Signed-Off-By: Christine Caulfield <ccaulfie@redhat.com>
Reviewed-by: Jan Friesse <jfriesse@redhat.com>
---
exec/votequorum.c | 31 +++++++++++++++++++++++++++++++
1 files changed, 31 insertions(+), 0 deletions(-)
diff --git a/exec/votequorum.c b/exec/votequorum.c
index f6faa25..62c8cf3 100644
--- a/exec/votequorum.c
+++ b/exec/votequorum.c
@@ -1011,7 +1011,10 @@ static void are_we_quorate(unsigned int total_votes)
}
if ((auto_tie_breaker != ATB_NONE) &&
+ /* Must be a half (or half-1) split */
(total_votes == (us->expected_votes / 2)) &&
+ /* If the 'other' partition in a split might have quorum then we can't run ATB */
+ (previous_quorum_members_entries - quorum_members_entries < quorum) &&
(check_auto_tie_breaker() == 1)) {
quorate = 1;
}
@@ -1331,6 +1334,34 @@ static char *votequorum_readconfig(int runtime)
log_printf(LOGSYS_LEVEL_CRIT, "two_node has been disabled, please fix your corosync.conf");
two_node = 0;
}
+
+ /* If ATB is set and the cluster has an odd number of nodes then wait_for_all needs
+ * to be set so that an isolated half+1 without the tie breaker node
+ * does not have quorum on reboot.
+ */
+ if ((auto_tie_breaker != ATB_NONE) && (node_expected_votes % 2) &&
+ (!wait_for_all)) {
+ if (last_man_standing) {
+ /* if LMS is set too, it's a fatal configuration error.

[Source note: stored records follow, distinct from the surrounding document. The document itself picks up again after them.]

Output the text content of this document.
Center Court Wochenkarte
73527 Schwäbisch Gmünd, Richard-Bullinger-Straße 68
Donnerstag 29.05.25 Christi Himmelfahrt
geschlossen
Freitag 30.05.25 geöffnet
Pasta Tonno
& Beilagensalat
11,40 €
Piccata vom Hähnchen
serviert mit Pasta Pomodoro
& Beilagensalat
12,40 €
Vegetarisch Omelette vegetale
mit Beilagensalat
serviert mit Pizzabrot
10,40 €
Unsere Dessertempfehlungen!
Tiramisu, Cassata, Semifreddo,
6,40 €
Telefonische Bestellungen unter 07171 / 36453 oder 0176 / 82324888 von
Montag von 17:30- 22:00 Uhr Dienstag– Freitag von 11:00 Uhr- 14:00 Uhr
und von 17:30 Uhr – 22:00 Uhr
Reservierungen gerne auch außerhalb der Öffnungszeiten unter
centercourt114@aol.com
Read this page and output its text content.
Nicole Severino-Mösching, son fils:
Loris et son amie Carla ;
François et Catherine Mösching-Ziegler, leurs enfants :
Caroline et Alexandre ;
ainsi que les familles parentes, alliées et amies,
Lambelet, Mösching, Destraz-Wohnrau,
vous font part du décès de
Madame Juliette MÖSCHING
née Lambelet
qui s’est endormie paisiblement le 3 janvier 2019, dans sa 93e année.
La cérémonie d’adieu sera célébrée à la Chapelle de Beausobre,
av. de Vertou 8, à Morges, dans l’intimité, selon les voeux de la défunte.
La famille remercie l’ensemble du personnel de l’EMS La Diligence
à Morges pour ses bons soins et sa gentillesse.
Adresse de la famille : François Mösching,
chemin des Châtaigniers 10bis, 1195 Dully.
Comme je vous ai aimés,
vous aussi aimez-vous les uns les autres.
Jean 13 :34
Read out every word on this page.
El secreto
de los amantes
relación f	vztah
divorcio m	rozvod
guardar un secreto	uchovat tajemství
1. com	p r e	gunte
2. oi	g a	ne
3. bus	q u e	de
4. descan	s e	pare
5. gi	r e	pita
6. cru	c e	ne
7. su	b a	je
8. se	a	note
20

We can't dictate to the user what
+ * they might want so we'll just quit.
+ */
+ log_printf(LOGSYS_LEVEL_CRIT, "auto_tie_breaker is set, the cluster has an odd number of nodes\n");
+ log_printf(LOGSYS_LEVEL_CRIT, "and last_man_standing is also set. With this situation a better\n");
+ log_printf(LOGSYS_LEVEL_CRIT, "solution would be to disable LMS, leave ATB enabled, and also\n");
+ log_printf(LOGSYS_LEVEL_CRIT, "enable wait_for_all (mandatory for ATB in odd-numbered clusters).\n");
+ log_printf(LOGSYS_LEVEL_CRIT, "Due to this ambiguity, corosync will fail to start. Please fix your corosync.conf\n");
+ error = (char *)"configuration error: auto_tie_breaker & last_man_standing not available in odd sized cluster";
+ goto out;
+ }
+ else {
+ log_printf(LOGSYS_LEVEL_CRIT, "auto_tie_breaker is set and the cluster has an odd number of nodes.\n");
+ log_printf(LOGSYS_LEVEL_CRIT, "wait_for_all needs to be set for this configuration but it is missing\n");
+ log_printf(LOGSYS_LEVEL_CRIT, "Therefore auto_tie_breaker has been disabled. Please fix your corosync.conf\n");
+ auto_tie_breaker = ATB_NONE;
+ icmap_set_uint32("runtime.votequorum.atb_type", auto_tie_breaker);
+ }
+ }
+
/*
* quorum device is not compatible with last_man_standing and auto_tie_breaker
* neither lms or atb can be set at runtime, so there is no need to check for
--
1.7.1